Nigerian Vehicle sales growth in 2022 is expected to remain muted as a reliance on imported fuel will limit the upside potential of vehicle sales despite rising oil prices, according to Fitch Solutions.
At present, Nigeria’s fuel imports is on the high side, due to a lack of sufficient domestic refining capacity that is able to satisfy domestic fuel needs. According to the World Bank, the country’s fuel imports represented 15.26 per cent of total merchandise imports in 2020.
This high dependence on imported petroleum products, despite the country’s vast crude oil reserves, renders Nigeria particularly vulnerable in times of rising fuel prices as households and businesses spend more on fuel. Indeed, Nigeria is currently facing a fuel shortage that is driving up prices for consumers and businesses.
Furthermore, fuel with high methanol contents (above what is required in Nigeria) were discovered along the supply chain leading to large quantities of petrol being withdrawn from the market which is driving the gap between fuel supply and demand wider.
As a result, Fitch expects demand for new vehicles in Nigeria to remain subdued, “as we forecast total new vehicle sales to rise by 8.3% in 2022, to reach a total of 14,622 units.” Vehicle sales will remain below pre-Covid-19 levels of 19,568 units with vehicles sales growth rate slowing from an estimated 15 per cent increase in 2021, according to Fitch.
Downside Risks Remain Elevated
Furthermore, elevated inflation will pose downside risks to Nigeria’s vehicle sales outlook in 2022 as households and businesses delay vehicle purchase decisions. According to the National Bureau of Statistics, inflation rose to 15.6 per cent on a year-on-year basis in January 2022, while on a month-on-month basis, inflation rose by 1.47 per cent. This compared to an end-year inflation rate of 11.4 per cent in 2019.

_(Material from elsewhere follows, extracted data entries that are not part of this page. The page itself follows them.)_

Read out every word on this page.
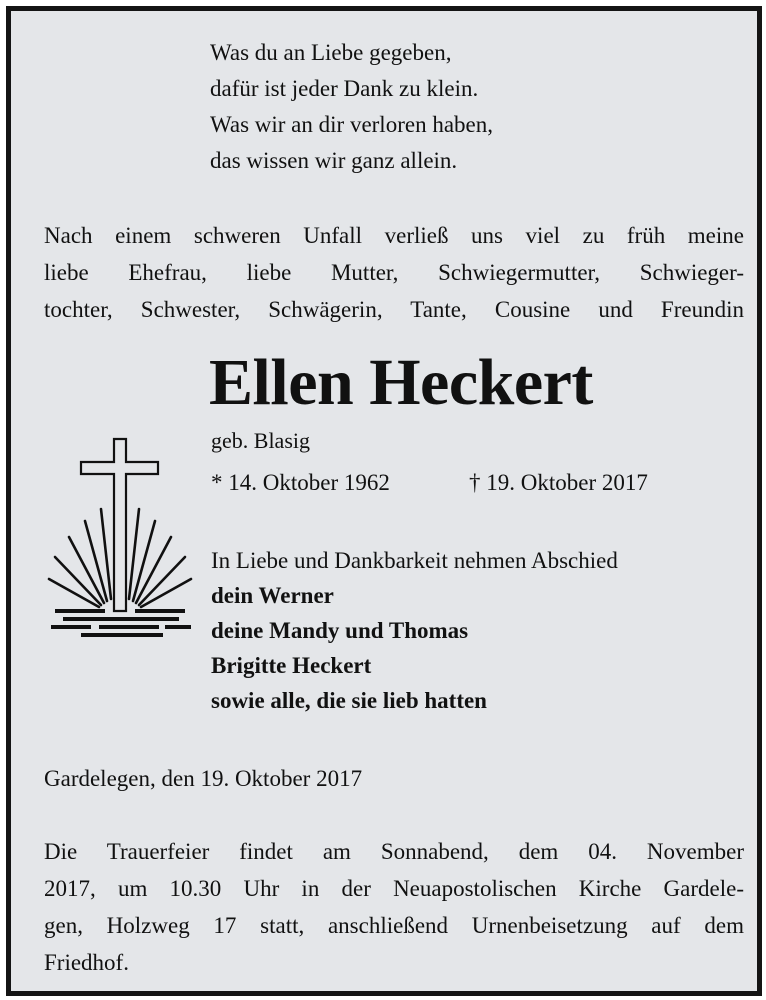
Was du an Liebe gegeben,
dafür ist jeder Dank zu klein.
Was wir an dir verloren haben,
das wissen wir ganz allein.
Nach einem schweren Unfall verließ uns viel zu früh meine
liebe Ehefrau, liebe Mutter, Schwiegermutter, Schwieger-
tochter, Schwester, Schwägerin, Tante, Cousine und Freundin
Ellen Heckert
geb. Blasig
* 14. Oktober 1962	† 19. Oktober 2017
In Liebe und Dankbarkeit nehmen Abschied
dein Werner
deine Mandy und Thomas
Brigitte Heckert
sowie alle, die sie lieb hatten
Gardelegen, den 19. Oktober 2017
Die Trauerfeier findet am Sonnabend, dem 04. November
2017, um 10.30 Uhr in der Neuapostolischen Kirche Gardele-
gen, Holzweg 17 statt, anschließend Urnenbeisetzung auf dem
Friedhof.
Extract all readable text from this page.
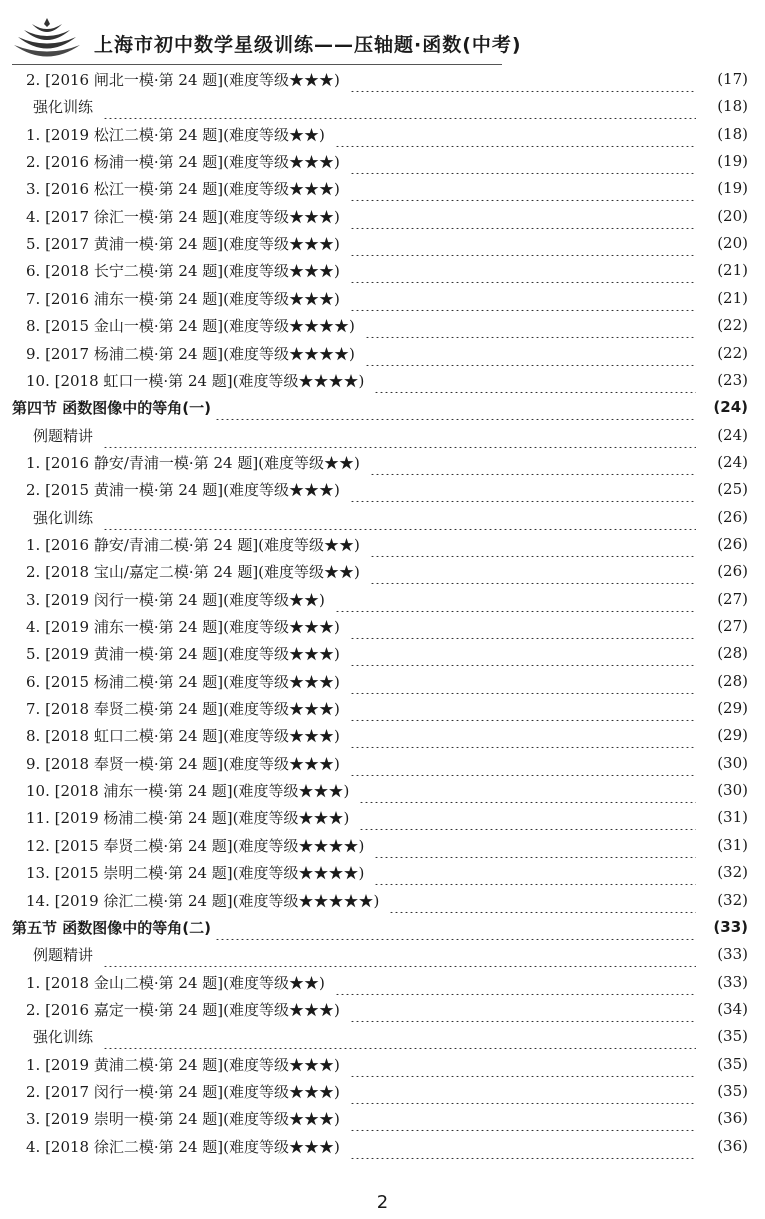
上海市初中数学星级训练——压轴题·函数(中考)
2. [2016 闸北一模·第 24 题](难度等级★★★)	(17)
强化训练	(18)
1. [2019 松江二模·第 24 题](难度等级★★)	(18)
2. [2016 杨浦一模·第 24 题](难度等级★★★)	(19)
3. [2016 松江一模·第 24 题](难度等级★★★)	(19)
4. [2017 徐汇一模·第 24 题](难度等级★★★)	(20)
5. [2017 黄浦一模·第 24 题](难度等级★★★)	(20)
6. [2018 长宁二模·第 24 题](难度等级★★★)	(21)
7. [2016 浦东一模·第 24 题](难度等级★★★)	(21)
8. [2015 金山一模·第 24 题](难度等级★★★★)	(22)
9. [2017 杨浦二模·第 24 题](难度等级★★★★)	(22)
10. [2018 虹口一模·第 24 题](难度等级★★★★)	(23)
第四节 函数图像中的等角(一)	(24)
例题精讲	(24)
1. [2016 静安/青浦一模·第 24 题](难度等级★★)	(24)
2. [2015 黄浦一模·第 24 题](难度等级★★★)	(25)
强化训练	(26)
1. [2016 静安/青浦二模·第 24 题](难度等级★★)	(26)
2. [2018 宝山/嘉定二模·第 24 题](难度等级★★)	(26)
3. [2019 闵行一模·第 24 题](难度等级★★)	(27)
4. [2019 浦东一模·第 24 题](难度等级★★★)	(27)
5. [2019 黄浦一模·第 24 题](难度等级★★★)	(28)
6. [2015 杨浦二模·第 24 题](难度等级★★★)	(28)
7. [2018 奉贤二模·第 24 题](难度等级★★★)	(29)
8. [2018 虹口二模·第 24 题](难度等级★★★)	(29)
9. [2018 奉贤一模·第 24 题](难度等级★★★)	(30)
10. [2018 浦东一模·第 24 题](难度等级★★★)	(30)
11. [2019 杨浦二模·第 24 题](难度等级★★★)	(31)
12. [2015 奉贤二模·第 24 题](难度等级★★★★)	(31)
13. [2015 崇明二模·第 24 题](难度等级★★★★)	(32)
14. [2019 徐汇二模·第 24 题](难度等级★★★★★)	(32)
第五节 函数图像中的等角(二)	(33)
例题精讲	(33)
1. [2018 金山二模·第 24 题](难度等级★★)	(33)
2. [2016 嘉定一模·第 24 题](难度等级★★★)	(34)
强化训练	(35)
1. [2019 黄浦二模·第 24 题](难度等级★★★)	(35)
2. [2017 闵行一模·第 24 题](难度等级★★★)	(35)
3. [2019 崇明一模·第 24 题](难度等级★★★)	(36)
4. [2018 徐汇二模·第 24 题](难度等级★★★)	(36)
2
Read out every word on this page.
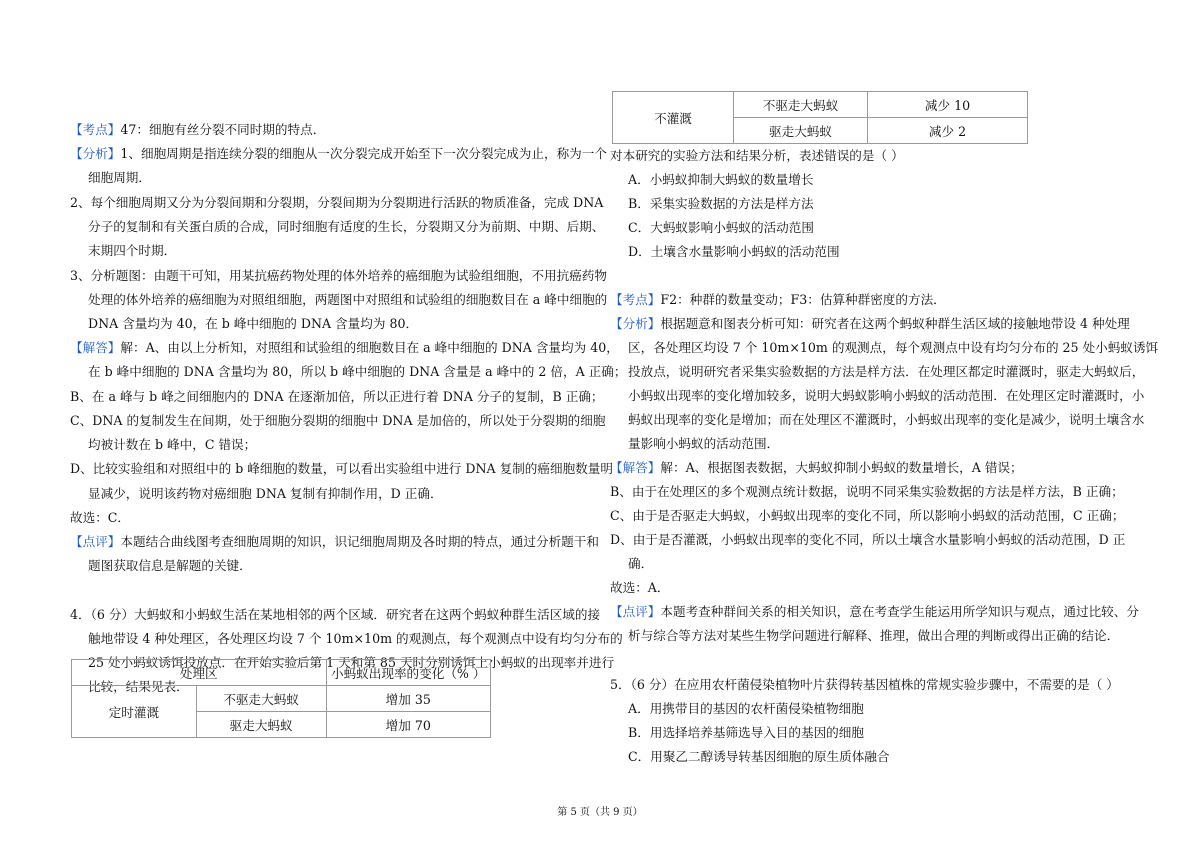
【考点】47：细胞有丝分裂不同时期的特点．
【分析】1、细胞周期是指连续分裂的细胞从一次分裂完成开始至下一次分裂完成为止，称为一个
细胞周期．
2、每个细胞周期又分为分裂间期和分裂期，分裂间期为分裂期进行活跃的物质准备，完成 DNA
分子的复制和有关蛋白质的合成，同时细胞有适度的生长，分裂期又分为前期、中期、后期、
末期四个时期．
3、分析题图：由题干可知，用某抗癌药物处理的体外培养的癌细胞为试验组细胞，不用抗癌药物
处理的体外培养的癌细胞为对照组细胞，两题图中对照组和试验组的细胞数目在 a 峰中细胞的
DNA 含量均为 40，在 b 峰中细胞的 DNA 含量均为 80．
【解答】解：A、由以上分析知，对照组和试验组的细胞数目在 a 峰中细胞的 DNA 含量均为 40，
在 b 峰中细胞的 DNA 含量均为 80，所以 b 峰中细胞的 DNA 含量是 a 峰中的 2 倍，A 正确；
B、在 a 峰与 b 峰之间细胞内的 DNA 在逐渐加倍，所以正进行着 DNA 分子的复制，B 正确；
C、DNA 的复制发生在间期，处于细胞分裂期的细胞中 DNA 是加倍的，所以处于分裂期的细胞
均被计数在 b 峰中，C 错误；
D、比较实验组和对照组中的 b 峰细胞的数量，可以看出实验组中进行 DNA 复制的癌细胞数量明
显减少，说明该药物对癌细胞 DNA 复制有抑制作用，D 正确．
故选：C．
【点评】本题结合曲线图考查细胞周期的知识，识记细胞周期及各时期的特点，通过分析题干和
题图获取信息是解题的关键．
4．（6 分）大蚂蚁和小蚂蚁生活在某地相邻的两个区域．研究者在这两个蚂蚁种群生活区域的接
触地带设 4 种处理区，各处理区均设 7 个 10m×10m 的观测点，每个观测点中设有均匀分布的
25 处小蚂蚁诱饵投放点．在开始实验后第 1 天和第 85 天时分别诱饵上小蚂蚁的出现率并进行
比较，结果见表．
处理区		小蚂蚁出现率的变化（% ）
定时灌溉	不驱走大蚂蚁	增加 35
	驱走大蚂蚁	增加 70
不灌溉	不驱走大蚂蚁	减少 10
	驱走大蚂蚁	减少 2
对本研究的实验方法和结果分析，表述错误的是（ ）
A．小蚂蚁抑制大蚂蚁的数量增长
B．采集实验数据的方法是样方法
C．大蚂蚁影响小蚂蚁的活动范围
D．土壤含水量影响小蚂蚁的活动范围
【考点】F2：种群的数量变动；F3：估算种群密度的方法．
【分析】根据题意和图表分析可知：研究者在这两个蚂蚁种群生活区域的接触地带设 4 种处理
区，各处理区均设 7 个 10m×10m 的观测点，每个观测点中设有均匀分布的 25 处小蚂蚁诱饵
投放点，说明研究者采集实验数据的方法是样方法．在处理区都定时灌溉时，驱走大蚂蚁后，
小蚂蚁出现率的变化增加较多，说明大蚂蚁影响小蚂蚁的活动范围．在处理区定时灌溉时，小
蚂蚁出现率的变化是增加；而在处理区不灌溉时，小蚂蚁出现率的变化是减少，说明土壤含水
量影响小蚂蚁的活动范围．
【解答】解：A、根据图表数据，大蚂蚁抑制小蚂蚁的数量增长，A 错误；
B、由于在处理区的多个观测点统计数据，说明不同采集实验数据的方法是样方法，B 正确；
C、由于是否驱走大蚂蚁，小蚂蚁出现率的变化不同，所以影响小蚂蚁的活动范围，C 正确；
D、由于是否灌溉，小蚂蚁出现率的变化不同，所以土壤含水量影响小蚂蚁的活动范围，D 正
确．
故选：A．
【点评】本题考查种群间关系的相关知识，意在考查学生能运用所学知识与观点，通过比较、分
析与综合等方法对某些生物学问题进行解释、推理，做出合理的判断或得出正确的结论．
5．（6 分）在应用农杆菌侵染植物叶片获得转基因植株的常规实验步骤中，不需要的是（ ）
A．用携带目的基因的农杆菌侵染植物细胞
B．用选择培养基筛选导入目的基因的细胞
C．用聚乙二醇诱导转基因细胞的原生质体融合
第 5 页（共 9 页）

“We believe prospects of higher goods prices, due to rising commodity prices globally as a result of the ongoing Russia-Ukraine conflict, could provide further downside risks to our vehicle sales growth forecast for 2022.”
Fitch Solutions
As households reduce spending on non-essential goods, vehicle purchases will be one of the first items to be negatively affected by overall rising prices. Additionally, a weaker naira will add more headwinds to demand for new vehicles as costs to import new vehicles rise. Moreover, already inflated global prices for new vehicle production output will cause more upside price pressures for new vehicles.
“Our Country Risks team believes the Central Bank of Nigeria (CBN) will leave benchmark interest rates on hold for 2022 as elections loom. [This will lead] to negative real interest rates and prospects of a weaker naira that could result in much higher import costs, thus negatively impacting demand for new vehicles.”
Fitch Solutions
Fitch projects that from 2023, Nigeria’s vehicle sales outlook will improve albeit at a slow pace. Meanwhile, the Dangote fuel refinery which is set to come online at Q4 2022 could potentially reduce the reliance of imported fuel products.
That said, rising domestic refining capacity leading to a more stable and favourable fuel supply outlook especially in a high crude oil environment will result in higher demand for new vehicles as consumers and business sentiment rises amid an improved fuel supply outlook.
“Our Oil & Gas team believes Nigeria’s refining sector will be transformed by the Dangote facility which will end Nigeria’s need for fuel imports. We maintain our new vehicle sales current forecast of a 7.7% rise in 2023 for now as the Dangote refinery could still face further delays.”